Obesity is a condition that the body has excessive fat accumulation. Generally, the Body Mass Index (BMI) is used for categorizing the obesity condition but it is alone not an accurate tool. To categorize obesity condition precisely, the BMI is needed to combine with other tools such as waist circumference or DEXA scan since people with the same weight may have different fat and muscle content.

Obesity has many causing factors, for example, genetics, eating food that contains high sugar and fat, not enough exercise, low-quality sleep, together with abnormal hormone functions. Since we cannot change our genetic factors, another method to reinforce our body is to eat healthy food, reduce processed food consumption, avoid eating sugary and fatty food, as well as exercise consistently, and get quality sleep, as written above.

4. Live in a place that has clean air

The environment is one of the elements that could affect health. A low-quality air could cause many health issues such as eye, nose, and throat irritation, allergy, coughing, and breathing difficulty. In the long term, low-quality air increases the risk of coronary artery diseases, some types of cancers, and also weakening the immune system.

All of us could participate in elevating the air quality and staying healthy at the same time by not smoking cigarettes, lower processed food consumption, and reducing personal vehicle utilization to cut down the amount of PM2.5 and PM10 which are produced by car engines and factories.

5. Maintaining mental well-being

Stress and anxiety could stimulate our body to release stress hormone or cortisol hormone causing food craving and increasing fat accumulation. Building relationships through volunteer activities could stimulate the reward pathway in the brain to release various neurotransmitters such as dopamine, oxytocin, serotonin,and endrophine (DOSE) which help to improve mental well-being.

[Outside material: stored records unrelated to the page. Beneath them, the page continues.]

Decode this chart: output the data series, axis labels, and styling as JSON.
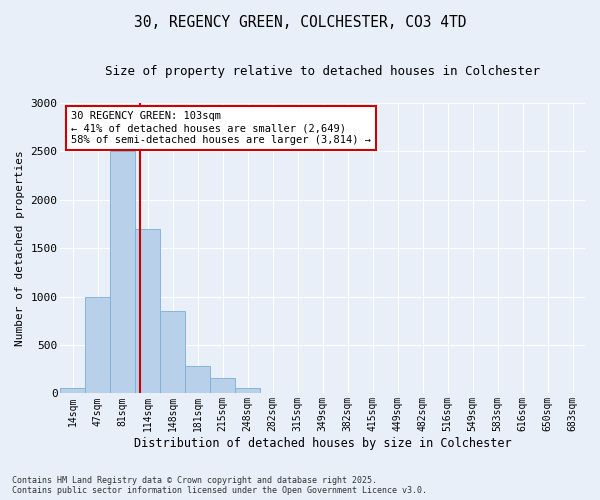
{
  "title_line1": "30, REGENCY GREEN, COLCHESTER, CO3 4TD",
  "title_line2": "Size of property relative to detached houses in Colchester",
  "xlabel": "Distribution of detached houses by size in Colchester",
  "ylabel": "Number of detached properties",
  "categories": [
    "14sqm",
    "47sqm",
    "81sqm",
    "114sqm",
    "148sqm",
    "181sqm",
    "215sqm",
    "248sqm",
    "282sqm",
    "315sqm",
    "349sqm",
    "382sqm",
    "415sqm",
    "449sqm",
    "482sqm",
    "516sqm",
    "549sqm",
    "583sqm",
    "616sqm",
    "650sqm",
    "683sqm"
  ],
  "values": [
    55,
    1000,
    2500,
    1700,
    850,
    280,
    155,
    55,
    0,
    0,
    0,
    0,
    0,
    0,
    0,
    0,
    0,
    0,
    0,
    0,
    0
  ],
  "bar_color": "#b8d0ea",
  "bar_edge_color": "#7aafd4",
  "background_color": "#e8eff8",
  "grid_color": "#ffffff",
  "annotation_text": "30 REGENCY GREEN: 103sqm\n← 41% of detached houses are smaller (2,649)\n58% of semi-detached houses are larger (3,814) →",
  "annotation_box_color": "#ffffff",
  "annotation_box_edge": "#cc0000",
  "vline_color": "#cc0000",
  "footer_line1": "Contains HM Land Registry data © Crown copyright and database right 2025.",
  "footer_line2": "Contains public sector information licensed under the Open Government Licence v3.0.",
  "ylim": [
    0,
    3000
  ],
  "yticks": [
    0,
    500,
    1000,
    1500,
    2000,
    2500,
    3000
  ],
  "vline_index": 2.67
}
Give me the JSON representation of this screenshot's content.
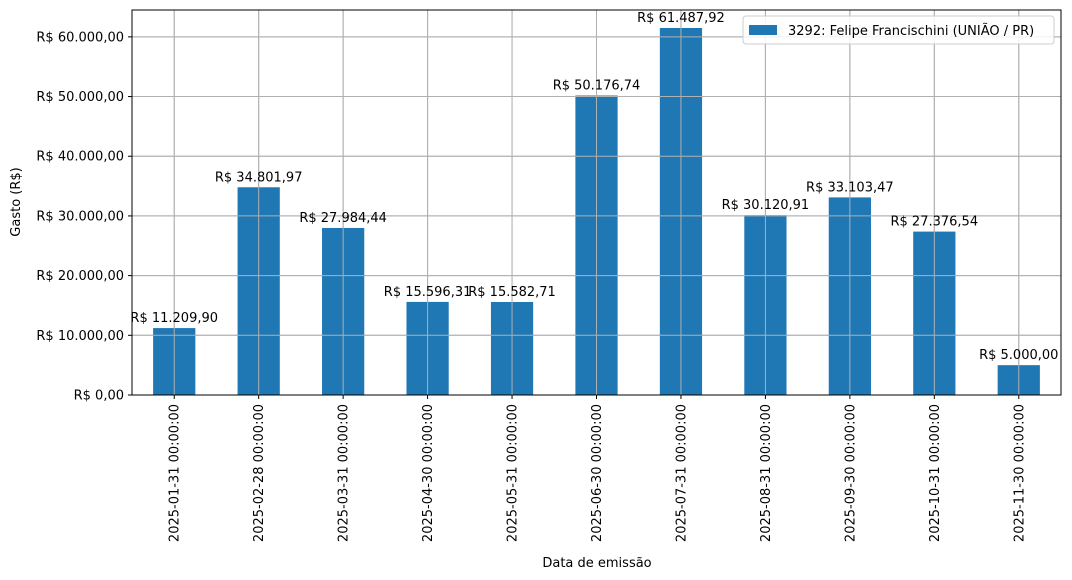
{
  "chart_data": {
    "type": "bar",
    "title": "",
    "xlabel": "Data de emissão",
    "ylabel": "Gasto (R$)",
    "ylim": [
      0,
      64500
    ],
    "grid": true,
    "legend_position": "upper right",
    "bar_color": "#1f77b4",
    "categories": [
      "2025-01-31 00:00:00",
      "2025-02-28 00:00:00",
      "2025-03-31 00:00:00",
      "2025-04-30 00:00:00",
      "2025-05-31 00:00:00",
      "2025-06-30 00:00:00",
      "2025-07-31 00:00:00",
      "2025-08-31 00:00:00",
      "2025-09-30 00:00:00",
      "2025-10-31 00:00:00",
      "2025-11-30 00:00:00"
    ],
    "series": [
      {
        "name": "3292: Felipe Francischini (UNIÃO / PR)",
        "values": [
          11209.9,
          34801.97,
          27984.44,
          15596.31,
          15582.71,
          50176.74,
          61487.92,
          30120.91,
          33103.47,
          27376.54,
          5000.0
        ]
      }
    ],
    "data_labels": [
      "R$ 11.209,90",
      "R$ 34.801,97",
      "R$ 27.984,44",
      "R$ 15.596,31",
      "R$ 15.582,71",
      "R$ 50.176,74",
      "R$ 61.487,92",
      "R$ 30.120,91",
      "R$ 33.103,47",
      "R$ 27.376,54",
      "R$ 5.000,00"
    ],
    "yticks": [
      {
        "value": 0,
        "label": "R$ 0,00"
      },
      {
        "value": 10000,
        "label": "R$ 10.000,00"
      },
      {
        "value": 20000,
        "label": "R$ 20.000,00"
      },
      {
        "value": 30000,
        "label": "R$ 30.000,00"
      },
      {
        "value": 40000,
        "label": "R$ 40.000,00"
      },
      {
        "value": 50000,
        "label": "R$ 50.000,00"
      },
      {
        "value": 60000,
        "label": "R$ 60.000,00"
      }
    ]
  }
}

Building relationships through volunteer activities could stimulate the reward pathway in the brain to release various neurotransmitters which could brighten emotions such as Dopamine, Oxytocin, Serotonin, and Endrophine (DOSE). Furthermore, to reduce stress, quality sleep is a crucial tool because sleep could significantly affect individual moods.

All of these are the five healthy tips that you can start today to promote a healthy lifestyle and improve a quality and longevity life.

 

Reference
  • Carley DW, Farabi SS. Physiology of sleep. Diabetes Spectrum. 2016;29(1):5–9.
  • National Sleep Foundation. What Is Sleep Quality? [Internet]. Washington, DC: National Sleep Foundation; 2020 Oct 28 [cited 2023 Jan 19]. Available from: https://www.thensf.org/what-is-sleep-quality/
  • World Health Organization. Physical activity [Internet]. World Health Organization; 2022 [cited 2023 Jun 14]. Available from: https://www.who.int/news-room/fact-sheets/detail/physical-activity
  • Bays HE, Golden A, Tondt J. Thirty Obesity Myths, Misunderstandings, and/or Oversimplifications: An Obesity Medicine Association (OMA) Clinical Practice Statement (CPS) 2022. Obesity Pillars. 2022 Sep;3:100034.
  • Strak M, Janssen N, Beelen R, Schmitz O, Karssenberg D, Houthuijs D, et al. Associations between lifestyle and air pollution exposure: Potential for confounding in large administrative data cohorts. Environmental Research. 2017;156:364–73.
  • Moll J, Krueger F, Zahn R, Pardini M, de Oliveira-Souza R, Grafman J. Human fronto–mesolimbic networks guide decisions about charitable donation. Proceedings of the National Academy of Sciences. 2006;103(42):15623-8.